A Martian is a native inhabitant of the planet Mars. Although the search for evidence of life on Mars continues, many science fiction writers have imagined what extraterrestrial life on Mars might be like. Some writers also use the word Martian to describe a human colonist on Mars.
The earliest known instances of the word "Martian", used as a noun instead of an adjective, were printed in late 1877. They appeared nearly simultaneously in England and the United States, in magazine articles detailing Asaph Hall's discovery of the moons of Mars in August of that year.
The next event to inspire the use of the noun Martian in print was the International Exposition of Electricity, which was hosted in Paris in the year 1881. During the four months of the exhibition, many people visited to witness such technological marvels as the incandescent light bulb and the telephone. One visitor came away wondering what kind of world such innovations might engender in the next 200 years. Writing anonymously, s/he assembled some speculations in an essay titled "The Year of Grace 2081", which enjoyed wide circulation. The Martians enter the story late in the narrative. During a rest from international conflict on Earth, humans begin telecommunicating with Martians. "After a brief period passed in the exchange of polite messages", says the essayist, humans will decide to war with the Martians on some pretence of honor. The war that results is cataclysmic:
[Humans] will unite all their energies for the fabrication of mammoth engines which will discharge oceans of water, metal and fire right into the face of Mars. In return, the Martians will pelt them with aeroliths weighing three thousand tons, which will chip whole mountains off the Himalayas and make a big hole where Mont Blanc now exists.
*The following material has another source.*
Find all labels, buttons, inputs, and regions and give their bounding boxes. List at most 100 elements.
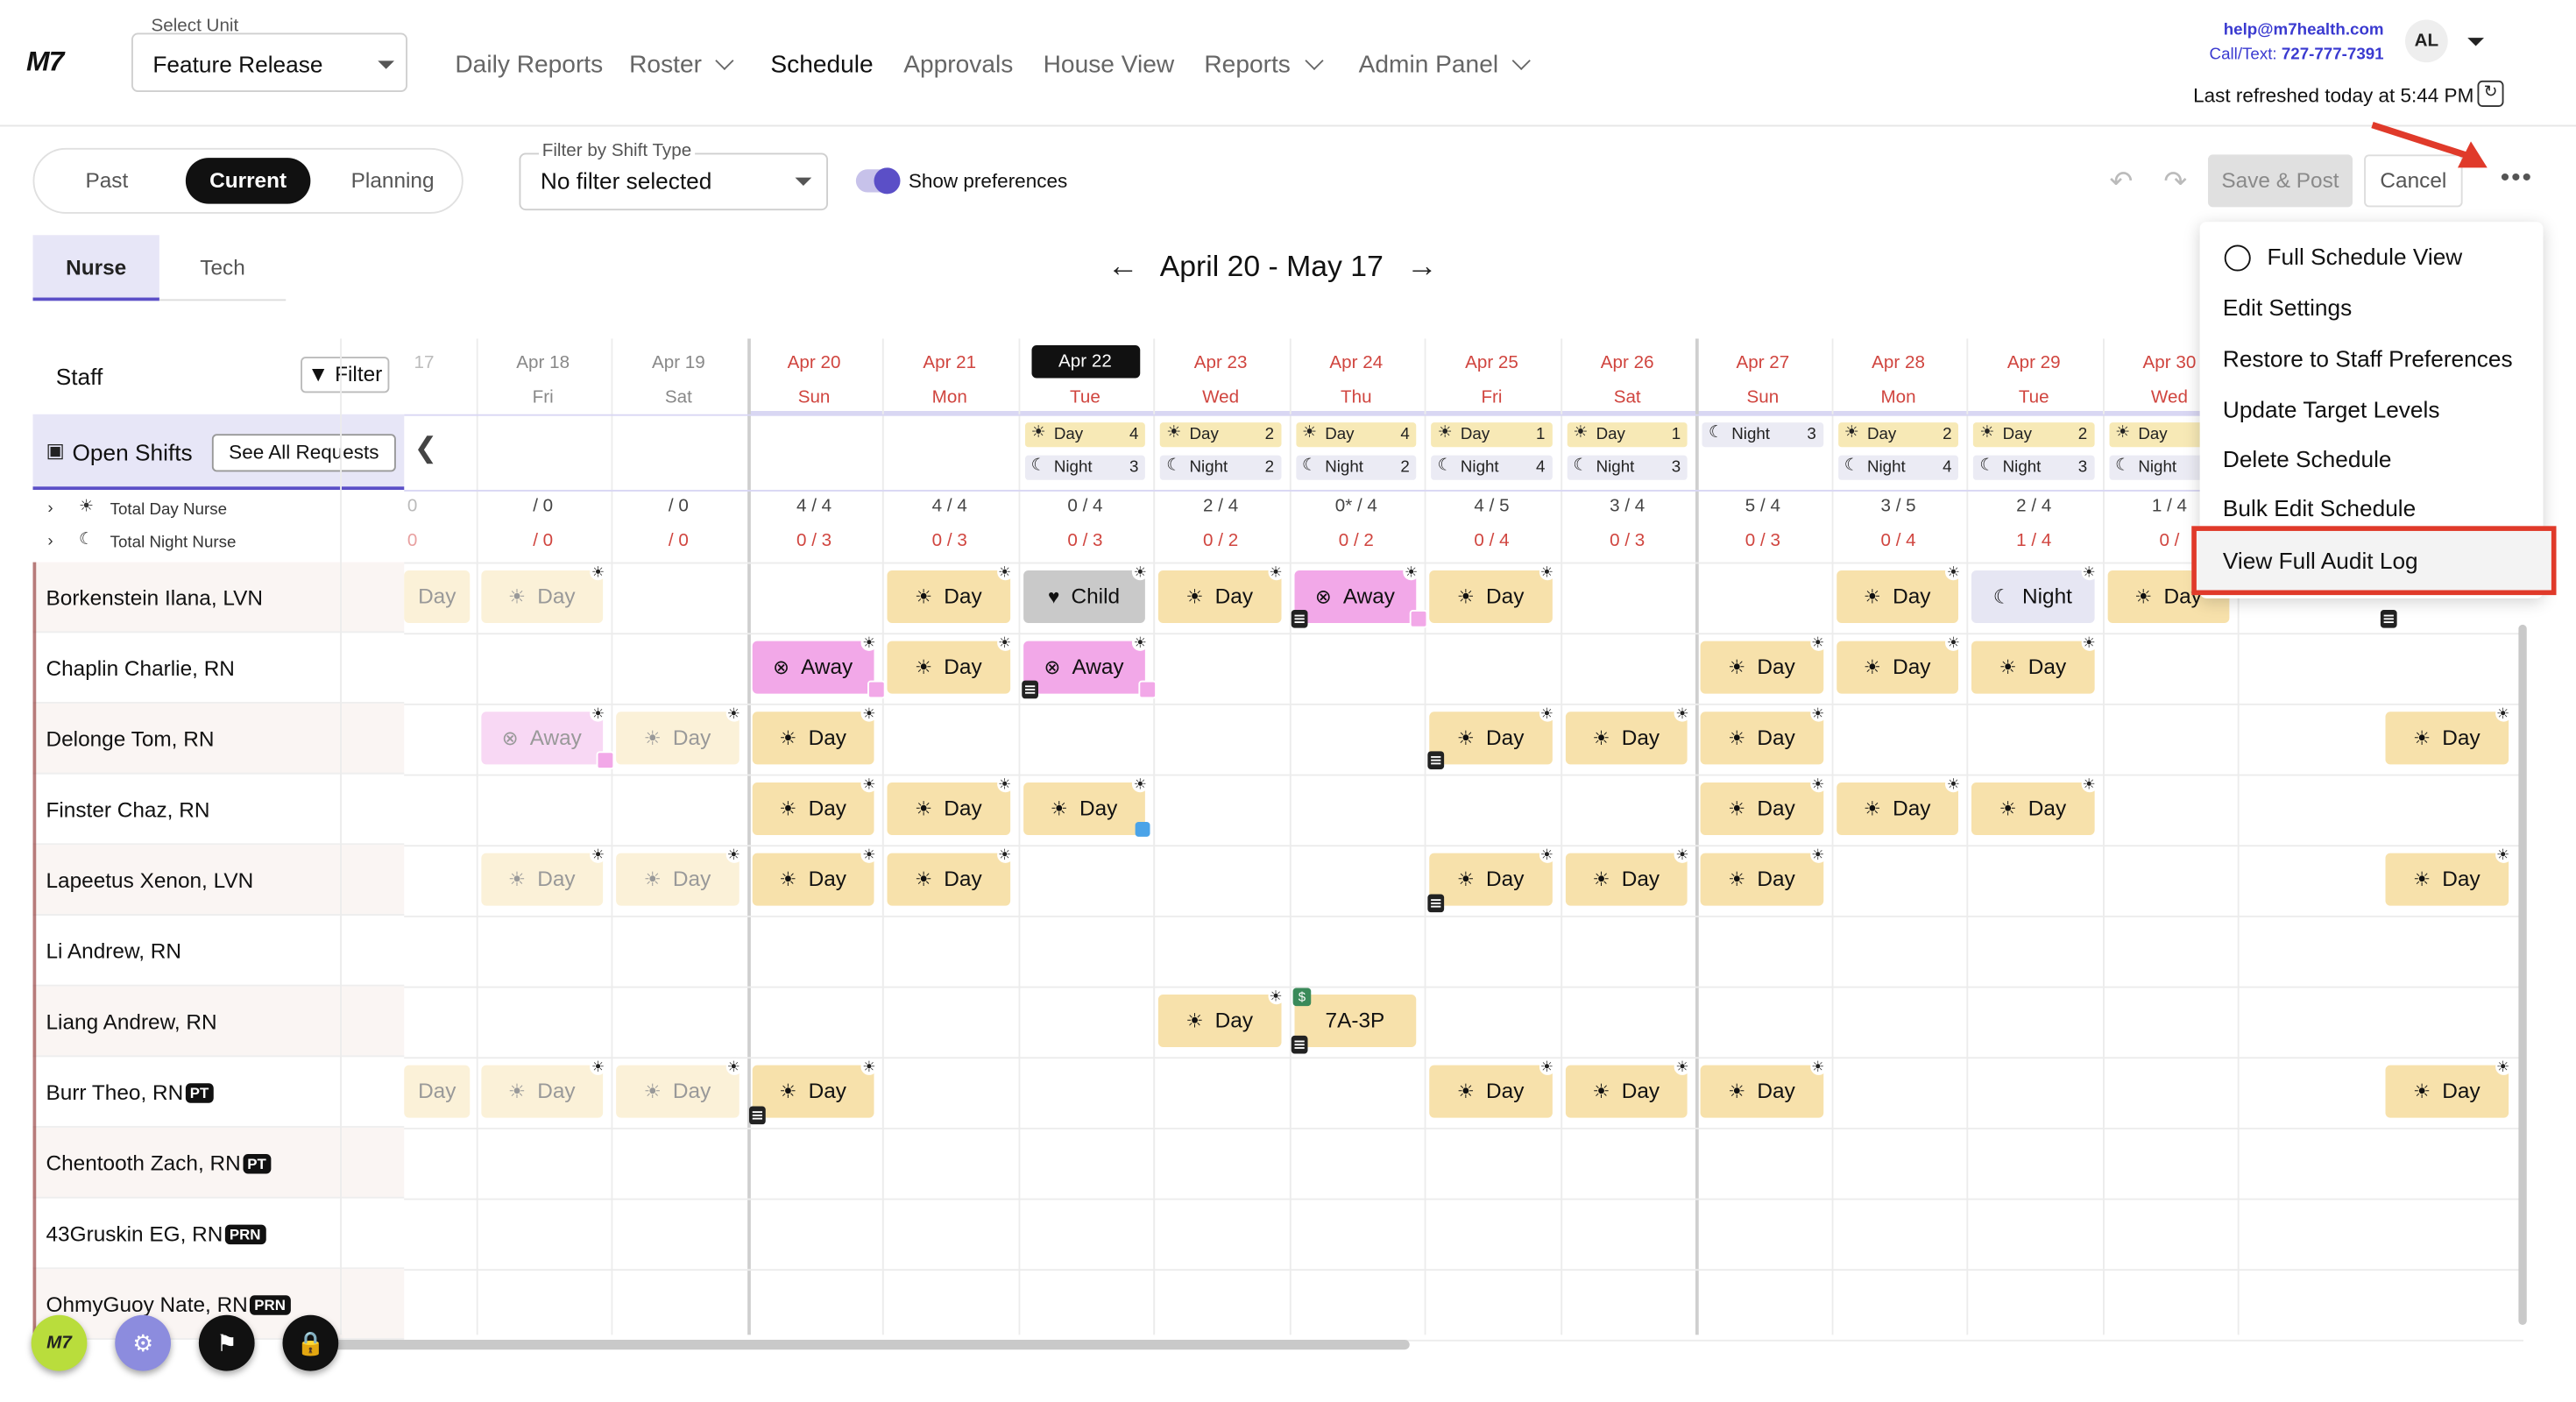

W. S. Lach-Szyrma's novel Aleriel, or A Voyage to Other Worlds (1883) was previously reputed to be the first published work to apply the word Martian as a noun. The usage is incidental; it occurs when Aleriel, the novel's protagonist, lands on Mars in a spacecraft called an "ether-car" (an allusion to aether, which was once postulated as a gaseous medium in outer space). Aleriel buries the car in snow "so that it might not be disturbed by any Martian who might come across it."